A Harford County state delegate decided to kill his bill requiring public hearings prior to any Harford Community College tuition increases taking effect, after the college's president talked with him about it. (AEGIS FILE PHOTO / Baltimore Sun Media Group)

A bill introduced in the Maryland General Assembly that has since been withdrawn would have set for parameters for Harford Community College to follow before it raised tuition rates.

Del. Pat McDonough introduced a bill to "take specified actions before proposing an increase in tuition" at the college. It would have made HCC officials hold two public hearings and publish a report on its website with specific information about the increase, all before the board of trustees votes on the proposed increase.


HCC President Dr. Dennis Golladay opposed the bill, however, and met with the Harford House delegation members in Annapolis Wednesday to ask them to withdraw the bill.

"We have what we think is plenty of opportunity," Golloday said Thursday, citing five meetings where the budget or tuition increases could be discussed, as well as information on the college's website. "There is plenty of access to meetings."

After the Annapolis meeting, McDonough said he had "a great deal" more information regarding the college's financial situation than he did and the bill was withdrawn.

What Golloday told McDonough about why there is a need to keep increasing tuition, the delegate said, is worrisome, and has him concerned about the entire state of community colleges in Maryland.
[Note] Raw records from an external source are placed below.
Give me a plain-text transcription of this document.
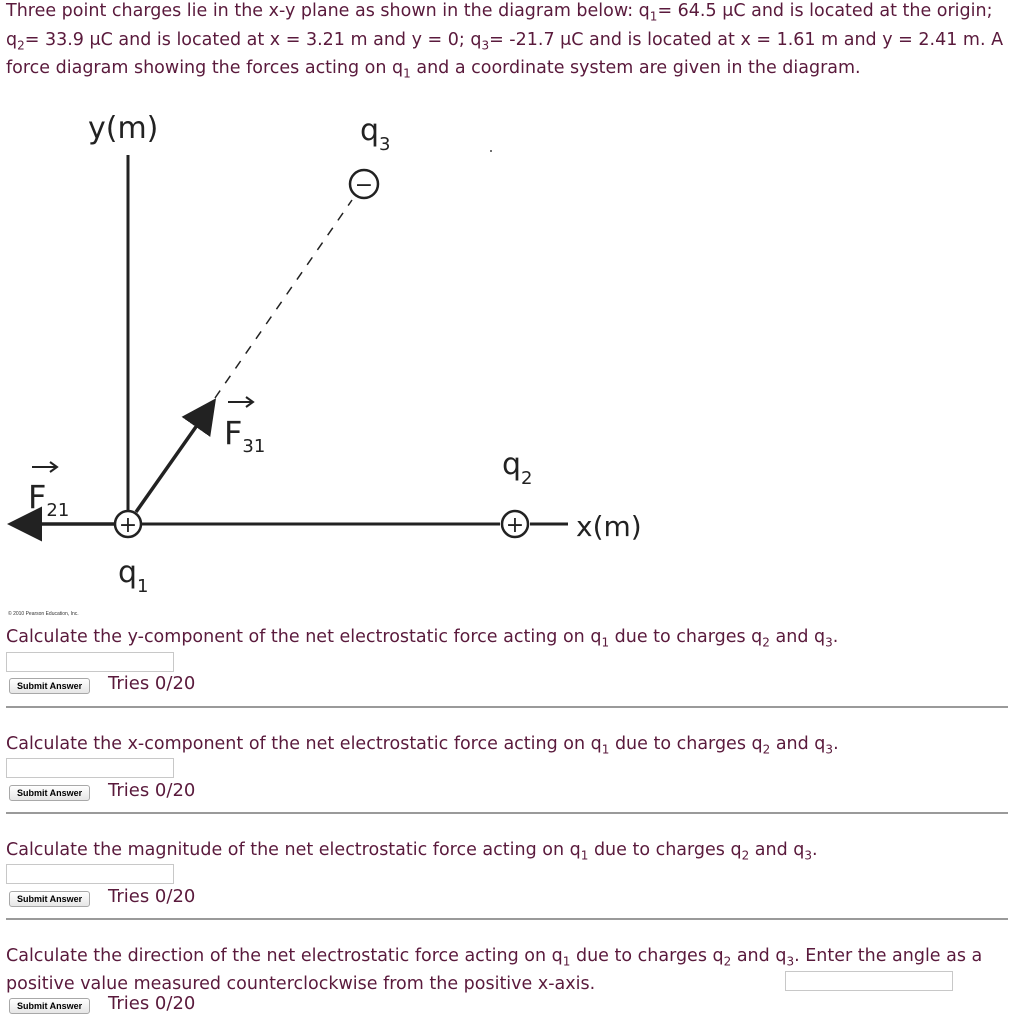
Three point charges lie in the x-y plane as shown in the diagram below: $q_1= 64.5$ μC and is located at the origin; $q_2= 33.9$ μC and is located at x = 3.21 m and y = 0; $q_3= -21.7$ μC and is located at x = 1.61 m and y = 2.41 m. A force diagram showing the forces acting on $q_1$ and a coordinate system are given in the diagram.
+	+
−
y(m)
x(m)
$q_3$
$q_2$
$q_1$
$F_{31}$
$F_{21}$
© 2010 Pearson Education, Inc.
Calculate the y-component of the net electrostatic force acting on $q_1$ due to charges $q_2$ and $q_3$.
Submit Answer	Tries 0/20
Calculate the x-component of the net electrostatic force acting on $q_1$ due to charges $q_2$ and $q_3$.
Submit Answer	Tries 0/20
Calculate the magnitude of the net electrostatic force acting on $q_1$ due to charges $q_2$ and $q_3$.
Submit Answer	Tries 0/20
Calculate the direction of the net electrostatic force acting on $q_1$ due to charges $q_2$ and $q_3$. Enter the angle as a positive value measured counterclockwise from the positive x-axis.
Submit Answer	Tries 0/20
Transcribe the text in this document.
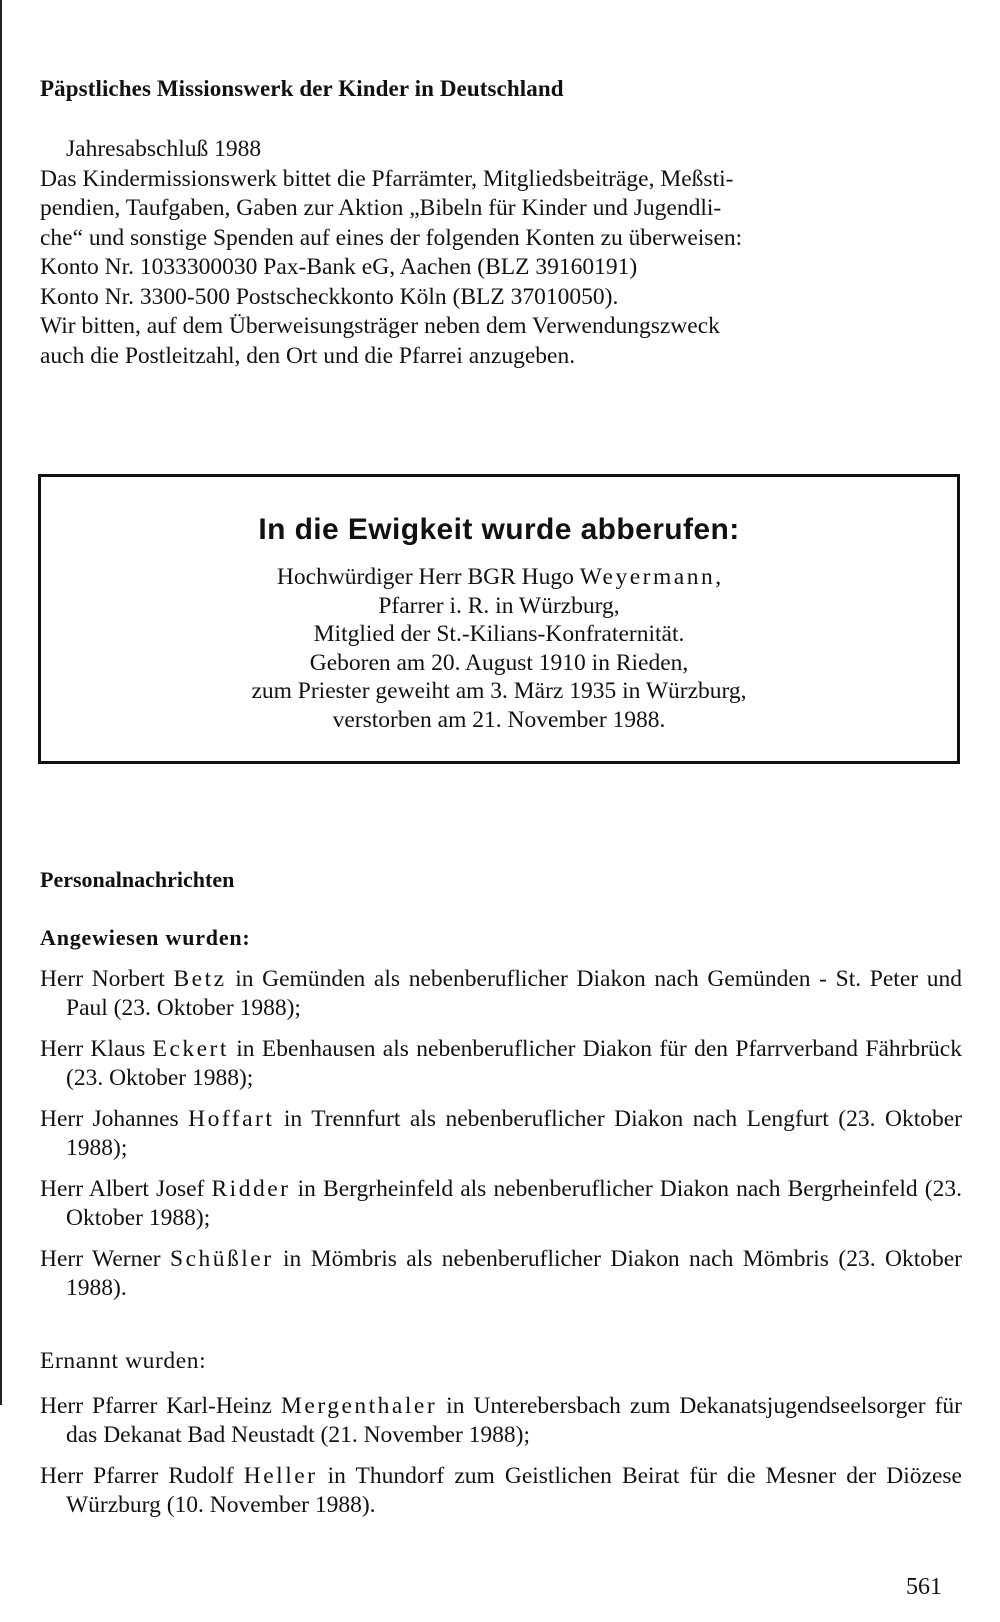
Päpstliches Missionswerk der Kinder in Deutschland
Jahresabschluß 1988
Das Kindermissionswerk bittet die Pfarrämter, Mitgliedsbeiträge, Meßsti-
pendien, Taufgaben, Gaben zur Aktion „Bibeln für Kinder und Jugendli-
che“ und sonstige Spenden auf eines der folgenden Konten zu überweisen:
Konto Nr. 1033300030 Pax-Bank eG, Aachen (BLZ 39160191)
Konto Nr. 3300-500 Postscheckkonto Köln (BLZ 37010050).
Wir bitten, auf dem Überweisungsträger neben dem Verwendungszweck
auch die Postleitzahl, den Ort und die Pfarrei anzugeben.
In die Ewigkeit wurde abberufen:
Hochwürdiger Herr BGR Hugo Weyermann,
Pfarrer i. R. in Würzburg,
Mitglied der St.-Kilians-Konfraternität.
Geboren am 20. August 1910 in Rieden,
zum Priester geweiht am 3. März 1935 in Würzburg,
verstorben am 21. November 1988.
Personalnachrichten
Angewiesen wurden:
Herr Norbert Betz in Gemünden als nebenberuflicher Diakon nach Gemünden - St. Peter und Paul (23. Oktober 1988);
Herr Klaus Eckert in Ebenhausen als nebenberuflicher Diakon für den Pfarrverband Fährbrück (23. Oktober 1988);
Herr Johannes Hoffart in Trennfurt als nebenberuflicher Diakon nach Lengfurt (23. Oktober 1988);
Herr Albert Josef Ridder in Bergrheinfeld als nebenberuflicher Diakon nach Bergrheinfeld (23. Oktober 1988);
Herr Werner Schüßler in Mömbris als nebenberuflicher Diakon nach Mömbris (23. Oktober 1988).
Ernannt wurden:
Herr Pfarrer Karl-Heinz Mergenthaler in Unterebersbach zum Dekanatsjugendseelsorger für das Dekanat Bad Neustadt (21. November 1988);
Herr Pfarrer Rudolf Heller in Thundorf zum Geistlichen Beirat für die Mesner der Diözese Würzburg (10. November 1988).
561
"He explained the state and the county had been reducing their funding and that has caused them to have four consecutive tuition increases, but they feel like they were seeing the light at the end of the tunnel and they will have a balanced budget next year without the need for tuition hikes," McDonough said.

He said he had received a number of emails and letters from constituents and heard from them out in the public that they are concerned about tuition increases at HCC.
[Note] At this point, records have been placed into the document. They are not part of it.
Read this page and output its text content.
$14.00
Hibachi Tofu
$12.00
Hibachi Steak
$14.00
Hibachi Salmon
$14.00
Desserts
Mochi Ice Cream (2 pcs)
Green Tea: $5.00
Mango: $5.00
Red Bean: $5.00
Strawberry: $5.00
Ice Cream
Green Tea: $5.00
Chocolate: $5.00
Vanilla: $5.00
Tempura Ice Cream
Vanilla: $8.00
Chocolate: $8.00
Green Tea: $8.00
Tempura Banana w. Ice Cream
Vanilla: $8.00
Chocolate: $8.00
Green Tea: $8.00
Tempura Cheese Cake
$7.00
"I felt the delegation needed to talk about this. One of the ideas was to mandate there be at least two public meetings any time there was a proposal for a tuition increase, in two different geographical sections of the county," McDonough said. "The board would be required to explain in detail why this increase was necessary."

In January, the HCC Board of Trustees approved a $12 per credit hour increase for the 2015-16 academic year starting in the fall that will raise tuition to $116 per credit hour from $104 for in-county students. Tuition has increased by $39 per credit hour since 2010, which is 51 percent for an in-county student.

The trustees also raised the consolidated student fee by 2.6 percent prior to the current academic year and approved another 2.6 percent increase for next year, to $20.80 per credit hour for in-county students.

McDonough said Golladay did agree with him that the college does need to have better communication with the delegation and the public and agreed to be more open and transparent and "really get their message out there a little better."

Golloday justified to him the need for the recent increases, McDonough said. The HCC president, who announced last week he is retiring at the end of his contract in June 2016, told McDonough he has severe concerns about dipping into the college's rainy day fund.

"He had been hitting [it] hard," McDonough said. "I appreciate what he said, I respect his administration, but a bigger problem that his remarks had me very concerned about is not just Harford County, but the entire state, because apparently all these colleges are underfunded. They'll run out at some point."

He said the state may have to create some kind of statewide blue ribbon commission to take a look at some of the problems "these great assets are getting caught up in."

McDonough said it's too late in this legislative session to get anything done, but he intends to send a letter to Gov. Larry Hogan expressing his concerns and making his recommendations.


The state bill was discussed during Tuesday's HCC Board of Trustees meeting and although Golladay said he was opposed to it, trustee John Haggerty said more public hearings can't hurt anything.

"There's nothing wrong with scheduling a public hearing. If people show up, fine, we'll hear them, if they don't, they were given the opportunity," Haggerty said.